Gotabaya Rajapaksa’s presidency has started off predictably and disquietingly. There is no pretence that this time it will not be the Rajapaksa family rule. After Ranil Wickremesinghe stepped down as Prime Minister following the Gotabaya victory, the new president lost no time in appointing Mahinda as the new prime minister of a caretaker government. Another brother, Chamal, has been appointed a minister in the government, which will hold fort until fresh parliamentary elections are held in March 2020, the earliest that the present parliament can be dissolved before the end of its five year term next August. At the height of the previous Rajapaksa rule, there were 40 family members in government. There is little doubt that Mahinda, who was barred from the presidential election because he had already held the office twice, will run the country in close coordination with his brother. At the moment, the parliamentary configuration is not such as to allow the new dispensation to do away with progressive amendments to the Constitution made by the last government to check the powers of the executive presidency, including the two-time bar. But it would surprise no one if the Rajapaksas turned the clock back on these 2015 amendments when the opportunity arises.
That moment may not be far away. President Rajapaksa is confident of winning the 2020 parliamentary election, and that self-belief may not be far off the mark. A divided opposition, engaged in a tug of war between Wickremesinghe and the unsuccessful presidential candidate, Sajith Premadasa, is unlikely to get its act together to put up a fight to the Rajapaksa purpose built political vehicle, Sri Lanka Podujana Peramuna. In any case, Sri Lankan voters have seen that cohabitation — in which the president and prime minister are from different parties — is another name for paralysis of governance. It happened in 2001, and once again in 2015, although in the second instance, it was dressed up as a “national unity government” and showed some promise before imploding because of irreconciliable differences between former President Maithripala Sirisena and Wickremesinghe.

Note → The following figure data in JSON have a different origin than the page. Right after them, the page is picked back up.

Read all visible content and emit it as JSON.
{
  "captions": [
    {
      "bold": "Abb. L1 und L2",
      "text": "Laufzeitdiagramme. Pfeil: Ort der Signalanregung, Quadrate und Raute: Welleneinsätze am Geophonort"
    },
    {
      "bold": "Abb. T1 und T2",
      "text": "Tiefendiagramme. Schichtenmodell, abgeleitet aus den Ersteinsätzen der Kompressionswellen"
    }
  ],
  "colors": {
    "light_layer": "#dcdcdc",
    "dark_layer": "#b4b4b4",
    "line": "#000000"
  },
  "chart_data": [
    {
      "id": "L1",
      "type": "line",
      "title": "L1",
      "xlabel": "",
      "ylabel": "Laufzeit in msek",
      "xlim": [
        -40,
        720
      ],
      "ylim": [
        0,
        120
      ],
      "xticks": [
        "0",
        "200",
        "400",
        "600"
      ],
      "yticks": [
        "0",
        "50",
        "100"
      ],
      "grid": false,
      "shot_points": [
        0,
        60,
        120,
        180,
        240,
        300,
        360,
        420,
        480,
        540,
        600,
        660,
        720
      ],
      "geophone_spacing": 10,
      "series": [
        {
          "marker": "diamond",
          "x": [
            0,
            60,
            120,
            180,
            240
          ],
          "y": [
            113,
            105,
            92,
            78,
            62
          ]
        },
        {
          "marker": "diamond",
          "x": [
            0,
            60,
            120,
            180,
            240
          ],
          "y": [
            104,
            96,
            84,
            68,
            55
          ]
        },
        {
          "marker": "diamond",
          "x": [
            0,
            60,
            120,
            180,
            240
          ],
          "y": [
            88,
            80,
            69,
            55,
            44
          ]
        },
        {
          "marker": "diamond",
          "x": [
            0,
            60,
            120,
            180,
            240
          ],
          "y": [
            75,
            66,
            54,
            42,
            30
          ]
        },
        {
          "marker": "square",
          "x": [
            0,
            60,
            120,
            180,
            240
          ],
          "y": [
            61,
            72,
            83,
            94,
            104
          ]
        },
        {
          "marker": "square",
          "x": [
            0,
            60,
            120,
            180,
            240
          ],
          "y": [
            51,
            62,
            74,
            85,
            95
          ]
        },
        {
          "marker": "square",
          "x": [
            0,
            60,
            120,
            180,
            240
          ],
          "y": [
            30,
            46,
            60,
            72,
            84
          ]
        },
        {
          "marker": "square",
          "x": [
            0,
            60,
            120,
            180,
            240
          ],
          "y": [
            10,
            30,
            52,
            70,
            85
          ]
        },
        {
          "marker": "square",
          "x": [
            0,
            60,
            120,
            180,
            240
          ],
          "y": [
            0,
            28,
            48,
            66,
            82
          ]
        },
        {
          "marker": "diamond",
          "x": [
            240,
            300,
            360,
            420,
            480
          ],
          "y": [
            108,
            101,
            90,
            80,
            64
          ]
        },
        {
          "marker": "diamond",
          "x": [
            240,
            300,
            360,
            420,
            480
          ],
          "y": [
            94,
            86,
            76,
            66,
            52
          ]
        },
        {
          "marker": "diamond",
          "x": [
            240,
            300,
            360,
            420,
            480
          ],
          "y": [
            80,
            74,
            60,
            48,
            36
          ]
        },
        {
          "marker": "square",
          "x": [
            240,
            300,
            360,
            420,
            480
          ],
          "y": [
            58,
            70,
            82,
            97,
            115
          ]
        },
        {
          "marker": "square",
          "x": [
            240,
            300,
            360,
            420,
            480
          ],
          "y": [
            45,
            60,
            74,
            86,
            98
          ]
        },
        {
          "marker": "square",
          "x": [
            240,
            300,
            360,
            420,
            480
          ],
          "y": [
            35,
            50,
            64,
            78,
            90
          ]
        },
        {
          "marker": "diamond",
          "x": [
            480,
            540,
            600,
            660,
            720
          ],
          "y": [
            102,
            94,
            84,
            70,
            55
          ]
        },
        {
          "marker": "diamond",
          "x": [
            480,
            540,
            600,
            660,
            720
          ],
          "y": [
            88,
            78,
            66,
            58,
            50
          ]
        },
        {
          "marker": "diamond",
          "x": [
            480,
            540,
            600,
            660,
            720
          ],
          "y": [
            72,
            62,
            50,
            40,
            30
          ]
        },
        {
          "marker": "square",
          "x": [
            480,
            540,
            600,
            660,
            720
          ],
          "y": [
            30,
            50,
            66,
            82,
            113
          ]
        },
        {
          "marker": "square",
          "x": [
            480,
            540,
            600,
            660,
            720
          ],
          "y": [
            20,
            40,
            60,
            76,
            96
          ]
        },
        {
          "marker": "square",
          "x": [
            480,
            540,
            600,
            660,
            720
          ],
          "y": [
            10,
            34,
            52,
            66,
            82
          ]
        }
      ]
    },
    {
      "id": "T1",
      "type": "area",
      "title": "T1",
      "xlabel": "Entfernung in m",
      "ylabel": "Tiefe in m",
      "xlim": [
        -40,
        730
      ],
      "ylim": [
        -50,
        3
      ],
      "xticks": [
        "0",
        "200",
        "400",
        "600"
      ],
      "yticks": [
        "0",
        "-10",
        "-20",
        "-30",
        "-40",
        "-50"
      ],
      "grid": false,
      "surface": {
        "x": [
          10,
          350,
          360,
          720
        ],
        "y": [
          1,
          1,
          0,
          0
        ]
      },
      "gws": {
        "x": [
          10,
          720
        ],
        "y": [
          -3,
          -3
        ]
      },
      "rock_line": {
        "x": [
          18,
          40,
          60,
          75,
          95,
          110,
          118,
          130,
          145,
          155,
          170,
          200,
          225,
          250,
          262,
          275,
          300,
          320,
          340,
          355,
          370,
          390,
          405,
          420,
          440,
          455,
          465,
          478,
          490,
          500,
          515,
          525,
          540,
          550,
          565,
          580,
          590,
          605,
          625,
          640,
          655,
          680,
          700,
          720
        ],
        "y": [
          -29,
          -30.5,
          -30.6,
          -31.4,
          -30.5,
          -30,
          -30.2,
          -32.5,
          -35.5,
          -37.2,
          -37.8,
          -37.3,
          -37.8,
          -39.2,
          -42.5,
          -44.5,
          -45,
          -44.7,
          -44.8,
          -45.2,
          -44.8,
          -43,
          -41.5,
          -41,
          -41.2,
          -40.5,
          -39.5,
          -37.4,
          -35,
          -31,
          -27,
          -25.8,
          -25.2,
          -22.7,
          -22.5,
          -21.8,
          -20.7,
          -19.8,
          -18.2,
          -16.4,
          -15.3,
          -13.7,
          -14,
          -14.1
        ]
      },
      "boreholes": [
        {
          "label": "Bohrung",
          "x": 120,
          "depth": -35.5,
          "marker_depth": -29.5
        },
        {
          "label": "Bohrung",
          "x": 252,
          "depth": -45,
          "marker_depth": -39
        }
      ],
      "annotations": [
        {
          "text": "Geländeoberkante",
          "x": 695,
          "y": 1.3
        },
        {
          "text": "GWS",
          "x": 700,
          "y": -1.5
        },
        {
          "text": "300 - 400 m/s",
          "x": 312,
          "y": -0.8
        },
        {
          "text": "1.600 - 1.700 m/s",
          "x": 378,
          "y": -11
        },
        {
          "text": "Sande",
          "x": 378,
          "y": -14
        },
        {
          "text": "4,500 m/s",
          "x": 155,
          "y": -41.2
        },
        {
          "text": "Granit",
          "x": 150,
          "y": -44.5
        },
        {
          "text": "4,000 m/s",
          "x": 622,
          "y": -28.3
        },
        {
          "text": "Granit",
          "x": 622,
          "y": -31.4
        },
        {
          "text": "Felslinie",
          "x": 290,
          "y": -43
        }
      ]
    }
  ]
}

External affairs Minister S Jaishankar is said to have communicated Delhi’s desire for hastening national reconciliation in Sri Lanka. The Rajapaksas have a poor record on this front. In the post-war years, the first family oversaw an unprecedented militarisation of the Sinhala Buddhist majority community. Voters from the majority community have not forgotten that it was the brothers, Mahinda and Gotabaya, who crafted a victory over the Liberation Tigers of Tamil Eelam. This is what powered Gotabaya’s majoritarian victory in these elections. Nor did Tamil voters forget what it was like in the years following the 2009 defeat of the Tigers. National reconciliation requires statesmanship of a tall order. It would be a pleasant surprise if Gotabaya, the newest majoritarian right wing leader to join the growing ranks of such leaders in the world, can pull it off.